Et peu de temps après, lesdits sieurs de LARTIGE et autres rodant toujours dans les domaines dudit lieu, seraient revenus repasser dans ladite basse-cour et autour dicelle et ledit sieur de LARTIGE étant à cheval aurait tiré un coup de pistolet du dehors de la basse-cour et au dessus du mur, sur ledit MAURIN qui était dans icelle cour sous une loge à faire des sabots, duquel coup il serait tombé par terre et serait décédé de sa blessure une demi-heure après.
Et incontinent après le coup tiré, lesdits sieurs de LARTIGE, la CHAPELLE MARON, lesdits sieurs (de la PILLE) VIGIER père et fils, et autres auraient pris la fuite.
Et le vaslet dudit sieur de LARTIGE aurait été pris à la clameur publique et conduit par des archers aux prisons d’Angoulême.
Il y eut le garde chasse et le garde-champêtre
Le garde-champêtre de son ancien nom "Messor" puis "Messier". De nos jours, qui se souvient pas de ce personnage bien souvent haut en couleur et maintenant disparu de bon nombre de nos communes ?
Il était officier de police judiciaire, chargé de surveiller les récoltes, les propriétés rurales de toutes espèces et de constater les délits qui pouvaient s'y commettre, ainsi que les contraventions aux règlements de la police municipale.
Avant la Révolution de 1789, les terres nobles, celles tenues en fief, indépendamment de la barrière infranchissable que le droit exclusif de chasse élevait au profit des seigneurs, entre leurs domaines et les terres du simple habitant des campagnes, avaient leurs gardes particuliers.
Les terres roturières et les propriétés communales n'avaient généralement, pour les protéger contre le maraudage et les déprédations de toute nature, que la vigilance presque toujours impuissante de leurs possesseurs eux-mêmes.
Il y avait une police pour les villes, mais aucune pour les campagnes.
Les premières appellations du garde champêtre sont : Messor, messilier, messium cusios, messaer, messarius, mésségué, tous ces noms signifient «messier», de «messis», «moisson» celui qui garde les moissons ; on retrouve le nom de «messier» depuis le haut moyen âge jusqu'au début du XXe siècle.
Le messier a pour mission de surveiller les moissons, il officie sur des juridictions seigneuriales et est l'ancêtre d'une longue lignée de gardes ruraux qui deviendront quelques siècles plus tard les gardes champêtres d'aujourd'hui
Suivant la loi du 6 octobre 1791, pour être garde-champêtre, il fallait avoir 25 ans révolus, être d'une moralité irréprochable, posséder la fermeté du caractère et les connaissances premières requises pour rédiger convenablement un rapport.

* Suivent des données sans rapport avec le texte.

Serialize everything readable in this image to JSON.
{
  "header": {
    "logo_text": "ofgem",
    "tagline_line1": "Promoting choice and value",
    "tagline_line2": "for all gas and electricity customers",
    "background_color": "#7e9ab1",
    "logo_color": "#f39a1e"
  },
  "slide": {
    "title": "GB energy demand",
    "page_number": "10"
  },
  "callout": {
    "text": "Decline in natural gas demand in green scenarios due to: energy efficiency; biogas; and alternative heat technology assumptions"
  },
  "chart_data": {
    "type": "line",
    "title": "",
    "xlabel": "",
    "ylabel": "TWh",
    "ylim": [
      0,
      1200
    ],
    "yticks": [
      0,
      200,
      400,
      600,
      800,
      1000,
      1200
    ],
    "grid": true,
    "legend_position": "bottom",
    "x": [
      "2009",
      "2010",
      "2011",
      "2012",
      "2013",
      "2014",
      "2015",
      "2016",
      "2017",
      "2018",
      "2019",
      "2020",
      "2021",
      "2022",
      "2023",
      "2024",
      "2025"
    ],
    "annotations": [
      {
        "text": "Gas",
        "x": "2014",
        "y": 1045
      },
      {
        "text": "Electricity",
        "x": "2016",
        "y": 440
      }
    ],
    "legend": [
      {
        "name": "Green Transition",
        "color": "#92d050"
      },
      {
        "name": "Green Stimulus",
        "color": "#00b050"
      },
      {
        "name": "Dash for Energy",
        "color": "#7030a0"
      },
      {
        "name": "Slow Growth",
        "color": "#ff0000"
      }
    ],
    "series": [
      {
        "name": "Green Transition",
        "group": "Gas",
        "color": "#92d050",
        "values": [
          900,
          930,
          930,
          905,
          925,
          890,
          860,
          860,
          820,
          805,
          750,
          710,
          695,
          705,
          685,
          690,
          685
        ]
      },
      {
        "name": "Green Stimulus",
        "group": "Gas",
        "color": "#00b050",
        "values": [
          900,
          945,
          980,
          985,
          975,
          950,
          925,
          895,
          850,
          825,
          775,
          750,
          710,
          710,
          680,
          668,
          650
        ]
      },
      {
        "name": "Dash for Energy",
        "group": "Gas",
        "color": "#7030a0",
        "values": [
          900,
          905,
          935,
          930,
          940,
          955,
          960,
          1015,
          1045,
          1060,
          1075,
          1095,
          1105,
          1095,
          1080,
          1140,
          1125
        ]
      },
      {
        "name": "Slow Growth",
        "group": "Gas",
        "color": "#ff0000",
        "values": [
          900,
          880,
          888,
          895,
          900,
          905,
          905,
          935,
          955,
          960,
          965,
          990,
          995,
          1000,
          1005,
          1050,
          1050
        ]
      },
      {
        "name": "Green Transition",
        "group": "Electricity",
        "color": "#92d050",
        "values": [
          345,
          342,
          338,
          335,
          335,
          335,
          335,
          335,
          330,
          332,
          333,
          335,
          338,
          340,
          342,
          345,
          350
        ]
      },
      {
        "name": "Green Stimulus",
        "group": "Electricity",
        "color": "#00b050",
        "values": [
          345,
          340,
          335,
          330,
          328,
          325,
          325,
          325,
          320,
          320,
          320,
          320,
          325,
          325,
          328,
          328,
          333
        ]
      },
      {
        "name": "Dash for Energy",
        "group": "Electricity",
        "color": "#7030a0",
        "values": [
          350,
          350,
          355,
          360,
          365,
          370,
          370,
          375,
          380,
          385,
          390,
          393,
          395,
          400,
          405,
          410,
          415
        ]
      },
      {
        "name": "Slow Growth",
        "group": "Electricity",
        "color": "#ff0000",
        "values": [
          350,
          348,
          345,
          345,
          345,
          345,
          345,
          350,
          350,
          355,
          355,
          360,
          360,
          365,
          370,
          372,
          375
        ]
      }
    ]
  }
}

Nous verrons plus loin que certains de nos gardes-champêtres ont pourtant fait quelques entorses à ces conditions ! Un arrêté gouvernemental du 25 fructidor an IX (12 septembre 1801) prescrivait de choisir les gardes-champêtres parmi les vétérans et autres anciens militaires.
Avant d'entrer en fonction, le garde-champêtre devait prêter le serment professionnel devant le juge de paix, seul compétent pour le recevoir. La loi du 31 août 1830 le remplaçait par un serment politique qui était aboli par le décret du 1er mars 1848, puis rétabli par la Constitution de 1852, et de nouveau aboli par un décret du 5 septembre 1870.
Toujours suivant la loi du 6 octobre 1791, il devait être muni, dans l'exercice de ses fonctions, d'une plaque de métal ou d'étoffe où étaient inscrits ces mots : La Loi, le nom de la municipalité et le sien. Le port des armes était facultatif et leur acquisition restait à la charge de la commune.
En plus des rôles d'officier de police judiciaire et d'agent de la force publique, le garde-champêtre était aussi agent de l'administration municipale dont il devait faire exécuter les règlements et instructions.
Tous les anciens s’en souviennent et pour cause, tout le monde le connaissait et l’appelait familièrement par son prénom. C’était en quelque sorte, une des personnalités du village, en bon rang après le maire, le curé, l’instituteur et les conseillers municipaux. Il faut reconnaître que c’était l’homme de l’information «officielle», administrative et communale, celui par qui toute nouvelle transitait, dans un sens comme dans l’autre. Il était pour ainsi dire le trait d’union entre les édiles et les administrés du village.
Dès fois, il devait affronter les rouspéteurs inconditionnels, pour des choses même futiles... Il savait tout, il connaissait tout le monde. Pendant sa ronde qui le faisait s’arrêter aux différents points stratégiques de la commune, il apportait dans chaque rue et dans chaque maison, information, consigne et ordre.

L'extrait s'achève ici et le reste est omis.